Sea Wind, Sea-1, or Loon?

-- Last Updated: Jul-10-05 1:05 PM EST --

Hey,
I am wondering if anyone has seen a good side by side comparison of these three boats - Kruger Sea Wind, Clipper Sea-1, (new) Sawyer Loon - or at least two of them?
I've read the reviews here on pnet, and helpful as they are, there is little discussion of how the boats compare to one another. The Kruger owners particularly seem to have a hard time writing anything negative (or even limiting) about their boats!
A while back, I could swear here at pnet, I read a thread about an outing of maybe 4 or 5 decked canoes. Now I cannot even find the thread.
Any help out there?
My relevant goal here is to paddle the New England Coast - in a decked canoe.
Thanks in advance . . .

negative on Sea Wind
- expensive

Good stuff
Marek,

Thanks for your comments. I can understand why the first 3 negatives you list are no longer in mind for Sea Wind paddlers once they have their boats.

The weight seems to be about 10 lbs or so more that the other long decked canoes, though the Sea Wind might still be most portagable out of the box.

I had seen your 18 mile data recently, and my impression was that the Sea Wind held up pretty well against what I imagined to be pretty fast boats, the Surfrigger and Extreme. I guess the 5 mile tests do look less impressive, with the Sea Wind at about 5 mph compared to 6 or 7 for the sea kayaks.

Still, that may be fast enough, and a fair trade off for durability, stability, and comfort. It’s more the day long, or multi-day long speed that would most be the performance of interest for me.

my thoughts

– Last Updated: Jul-11-05 10:47 PM EST –

Any of the three boats will work well for a combination of day paddling or tripping. However, if I (at 220 lbs) were to slot the boats as to how I would use them, it would be the Loon as a fast day paddler and light tripper, the Sea Wind as filling any role you need it to fill, and the Sea-1 as a big tripping boat that works okay for day paddling. All of them are very well made, seaworthy and quite efficient.


negatives
In my opinion the only negative I can think of off had is the built in “map” rack or “area” that are put on the left side of the boat etc. The boat is so well made that this feature is “SO” not in the same ballpark as workmanship, LOOKS, durability etc etc. To be honest it just looks too cheap. I told Verlen this years ago as well and he listened to my comment to “make it more suprerior” but I dont think he had the time or want to make any changes etc.

The feature is too frail, gets really corroded in sea water , the elastics wear out quickly.

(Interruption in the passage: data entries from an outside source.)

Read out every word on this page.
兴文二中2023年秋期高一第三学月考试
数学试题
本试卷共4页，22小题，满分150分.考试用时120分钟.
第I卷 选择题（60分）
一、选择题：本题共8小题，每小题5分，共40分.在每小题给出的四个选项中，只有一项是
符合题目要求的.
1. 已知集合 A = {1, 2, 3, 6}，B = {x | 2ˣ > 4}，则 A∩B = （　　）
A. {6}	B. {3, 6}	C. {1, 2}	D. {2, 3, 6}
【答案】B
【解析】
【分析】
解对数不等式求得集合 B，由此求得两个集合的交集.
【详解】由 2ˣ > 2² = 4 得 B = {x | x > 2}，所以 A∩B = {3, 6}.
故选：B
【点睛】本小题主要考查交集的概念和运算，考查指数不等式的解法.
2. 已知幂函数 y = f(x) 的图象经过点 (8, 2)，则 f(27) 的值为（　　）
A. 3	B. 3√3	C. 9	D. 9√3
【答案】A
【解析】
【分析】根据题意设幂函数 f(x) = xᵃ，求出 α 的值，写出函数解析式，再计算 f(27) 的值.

What would make this feature “fit” the 10 rating of the rest of the boat is to make the support for the map case out of the same grooved kevlar that the seat adjustments are made out of. Have one directly where the left part of the bracket comes down and another on the right side BUT REVERSE it so the grooves point backwards. NEXT, the elastic strings as be fed through the bumps on the kevlar. THATS NOT ALL! Do it on BOTH SIDES OF THE BOAT. This serves several functions as well as increase the SEa Winds looks, strength, durability and funtionality. These kevlar supports will add more strength to the hull, allow more maps, gear or whatever to be stored since you have one on BOTH sides, they dont corrode in sea water, eliminates a cheap alluminum support bracket. AND THATS NOT ALL!!! You could ADD a bar across from the left the right and it would hang just like the seat on the support bumps (or whatever they are called) Now add a little padding directly under where your calf muscles rest and you would have an incredible leg support and no more cramps or pain in the KNEES since your heals would not slide out towards the center. Its it so more momfortable this way. The bar can be easily removed whenever just like the seat.